Borrowing mercilessly from ideas gleaned from the professional retreats that had initially inspired this idea, I planned for:

  1. Some physical activity (early morning walks or bike rides, a mini-yoga session following along on YouTube).
  2. Outings to “inspiring places” nearby that I seldom make time to visit (playing tourist in my own neighbourhood to get a fresh perspective on things).
  3. Visualizing exercises (again, YouTube is the best source: there are even some clips for visualizing success that target authors specifically).
  4. A couple of treat meals out, both to avoid time-wasting meal prep and clean-up at home, but also to mark the fact that this week is really special.
  5. Intensive reading and learning about writing (I devoured Stephen King’s highly recommended “On Writing” [2000], and watched some excellent Ted Talks on the craft of writing; I read several poetry books, and started reading a new book in my genre).
  6. Brief daily journaling to reflect on the day’s activities, insights, ideas for new projects, and feedback for my next retreat.
  7. But mainly, mainly reams of uninterrupted, focused time to write and brainstorm about my next project(s).

Reflections

This first retreat could not have gone better! I was infinitely more productive than during a normal week. In fact, as the title says, this was the most productive week of my life.

  1. In the end, I spent less than $30 on restaurant meals, $85 on a 1.5-hour massage, and had no other out-of-pocket expenses.
  2. I felt strangely validated: “Only writers go on writers’ retreats, right? I am on a writer’s retreat, therefore I must be a writer!” (I still have a hard time believing in myself as a writer even though I’ve published five books with mainstream publishers, numerous others with non-profit organizations, and self-published another one just last year. Maybe it’s “imposter syndrome” or maybe it’s internalized sexism, but either way I still need a confidence boost…)
  3. But it’s the explosion of creativity and productivity that was so remarkable.

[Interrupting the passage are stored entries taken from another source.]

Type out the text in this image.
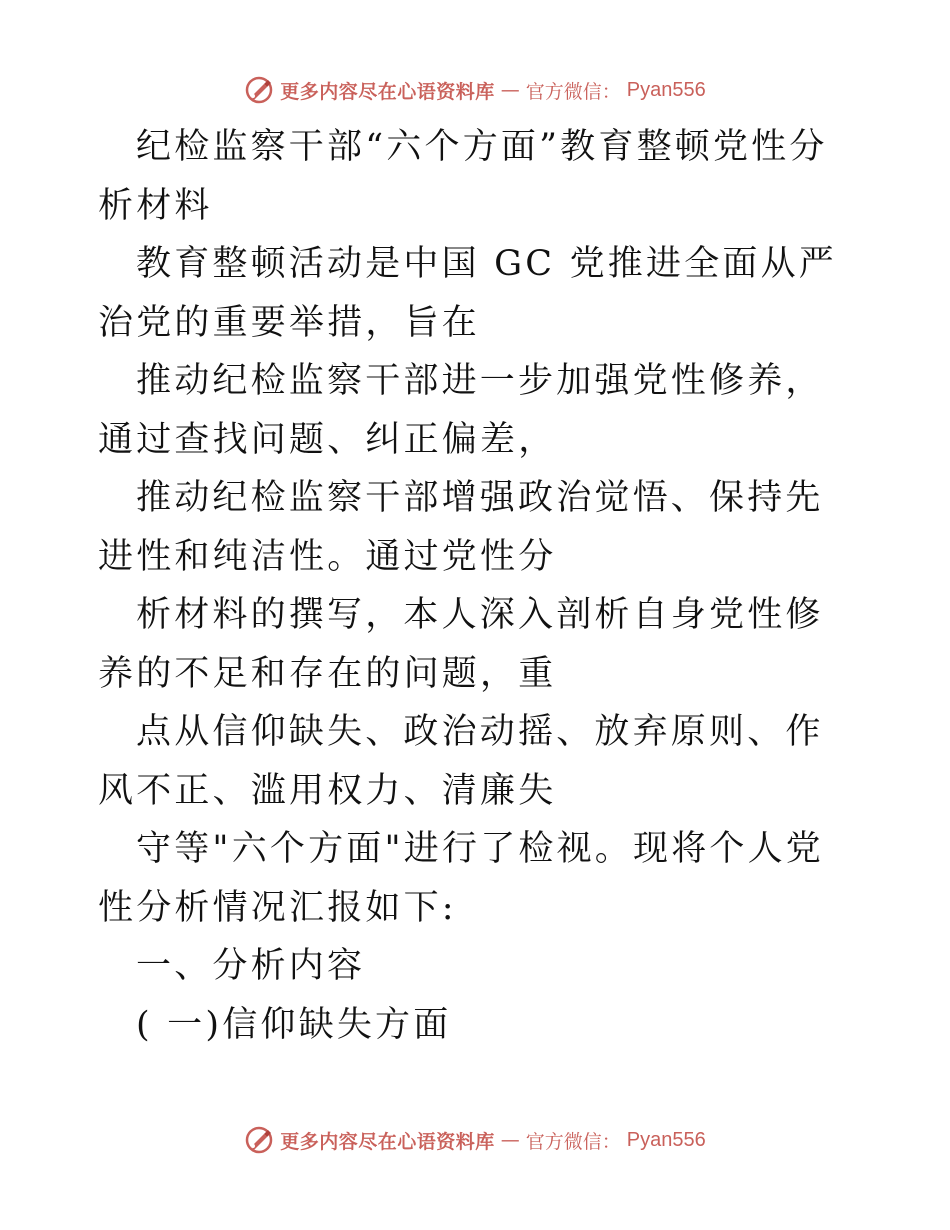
更多内容尽在心语资料库 — 官方微信： Pyan556

纪检监察干部“六个方面”教育整顿党性分析材料

教育整顿活动是中国 GC 党推进全面从严治党的重要举措，旨在

推动纪检监察干部进一步加强党性修养，通过查找问题、纠正偏差，

推动纪检监察干部增强政治觉悟、保持先进性和纯洁性。通过党性分

析材料的撰写，本人深入剖析自身党性修养的不足和存在的问题，重

点从信仰缺失、政治动摇、放弃原则、作风不正、滥用权力、清廉失

守等"六个方面"进行了检视。现将个人党性分析情况汇报如下:

一、分析内容

( 一)信仰缺失方面

更多内容尽在心语资料库 — 官方微信： Pyan556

Maybe “cascade” is a better term, because each new idea seemed to spark a related but independent idea. I started the week with one new blank document open on my desktop, and planned to focus on that project for the five days. By the end of the week, I had five separate documents, each representing a potential new writing project, and each, I can absolutely guarantee, would not have been “born” were it not for the magical creative bubble that my at-home retreat provided. My total output for the five days was 63 pages, or 12,650 words. That’s 12.6 pages or 2,530 words a day. King (2000:156) recommends that writers should set a goal of 1,000 words a day. I got two-and-a-half times more. And not to be competitive or anything, but the famously prolific King says he sets himselfa goal of 10 pages or 2,000 words a day (2000:154). Ha! (Granted, he sustains his output consistently, year after year. Maybe I need to go on a permanent retreat! Mind you, King admits that his wife is a major support to him. Maybe I just need a wife!)

So there you have it, fellow writers. I cannot recommend this strategy highly enough. What will it take for you to design and manage your own writer’s retreat? Perhaps on your retreat, you might write a story you’ll consider submitting to my new anthology project: Tales from Bipolar Country! (See the guidelines for contributors here.)

To your success!

2 comments on “Most productive week of my life”: A Self-Guided, At-Home Writer’s Retreat

  • Michelle

    Love this idea…thank you for sharing Merryl!

    • Merryl Hammond

      Thanks for posting, Michelle. An update to further motivate you: since I did my initial self-guided retreat, I’ve found that I can create “mini-retreats” here and there (e.g. an evening during the week; a full day on the weekend, etc.) to continue with the progress I made during the initial 5-day retreat. But without that original impetus, I would simply let these other occasions just pass me by… Good luck with your writing!